Machines for testing portability (was Re: "Numerical Recipes in C" is nonportable code)
David Collier-Brown
daveb at geac.UUCP
Fri Sep 2 22:27:39 AEST 1988
>>In article <1673 at dataio.Data-IO.COM> bright at dataio.Data-IO.COM (Walter Bright) writes:
>>: The best way to learn to write portable code is to be required to port
>>: your applications to Vaxes, 68000s, and PCs. (I have all 3 on my desk!)
>From article <795 at ns.UUCP>, by ddb at ns.UUCP (David Dyer-Bennet):
> No portability check is complete until you've tried some word-oriented
> rather than byte-oriented system. Preferrably something with a word-size
> not a multiple of 8 bits (like 60, or 36). CDC, Unisys, Honeywell, and of
> course the DEC PDP-10 series all come to mind.

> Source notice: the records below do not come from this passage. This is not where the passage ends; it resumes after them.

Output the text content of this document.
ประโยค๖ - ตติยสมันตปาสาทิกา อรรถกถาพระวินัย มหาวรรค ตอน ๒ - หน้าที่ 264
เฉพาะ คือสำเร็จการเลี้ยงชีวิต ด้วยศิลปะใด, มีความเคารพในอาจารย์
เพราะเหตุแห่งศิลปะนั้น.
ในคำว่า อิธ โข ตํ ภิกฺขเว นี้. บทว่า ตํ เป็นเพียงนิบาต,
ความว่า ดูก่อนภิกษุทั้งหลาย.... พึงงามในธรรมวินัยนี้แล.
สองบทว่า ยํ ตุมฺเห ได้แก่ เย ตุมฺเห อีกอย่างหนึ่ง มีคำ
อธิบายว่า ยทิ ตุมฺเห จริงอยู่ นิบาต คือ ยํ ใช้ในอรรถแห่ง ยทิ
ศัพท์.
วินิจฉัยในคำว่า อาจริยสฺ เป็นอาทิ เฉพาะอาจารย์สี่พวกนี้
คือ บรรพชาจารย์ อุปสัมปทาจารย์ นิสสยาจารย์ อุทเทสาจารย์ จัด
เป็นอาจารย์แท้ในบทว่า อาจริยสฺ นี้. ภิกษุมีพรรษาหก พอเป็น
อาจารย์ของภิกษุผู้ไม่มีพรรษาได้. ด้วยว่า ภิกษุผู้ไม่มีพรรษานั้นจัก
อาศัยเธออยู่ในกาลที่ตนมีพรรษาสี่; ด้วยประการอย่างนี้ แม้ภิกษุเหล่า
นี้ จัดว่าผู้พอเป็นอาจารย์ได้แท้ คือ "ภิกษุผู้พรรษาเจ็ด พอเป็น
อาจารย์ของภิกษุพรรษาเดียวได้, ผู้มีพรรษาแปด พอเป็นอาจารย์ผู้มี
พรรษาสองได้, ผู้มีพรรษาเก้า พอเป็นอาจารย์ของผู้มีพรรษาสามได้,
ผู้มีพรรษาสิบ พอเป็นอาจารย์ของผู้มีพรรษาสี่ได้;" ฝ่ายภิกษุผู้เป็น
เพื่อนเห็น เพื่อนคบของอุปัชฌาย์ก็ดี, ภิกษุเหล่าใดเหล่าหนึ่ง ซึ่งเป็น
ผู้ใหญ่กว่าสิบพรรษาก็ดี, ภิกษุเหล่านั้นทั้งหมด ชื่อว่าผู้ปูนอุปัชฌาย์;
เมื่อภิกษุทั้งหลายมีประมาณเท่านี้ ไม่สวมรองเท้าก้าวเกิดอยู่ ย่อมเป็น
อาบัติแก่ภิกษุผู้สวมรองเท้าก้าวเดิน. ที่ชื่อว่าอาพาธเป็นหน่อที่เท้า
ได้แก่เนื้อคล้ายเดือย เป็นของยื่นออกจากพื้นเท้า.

Actually the 9-bit byte machines are fairly easy to port to: all
sorts of code of varying quality will run on the Honeywell-Bull
DPS-8 using the Waterloo C Compiler. Try a machine with funny
pointer lengths like the DPS-6, though... Its an 8-bit byte, but
char pointers are 48 bits and others are 32, if you use to high an
address the system will trap even loading a register, etc, etc.
--dave (Bell labs had a DPS-8 C compiler many moons ago) c-b
--
David Collier-Brown. |{yunexus,utgpu}!geac!lethe!dave
78 Hillcrest Ave,. | He's so smart he's dumb.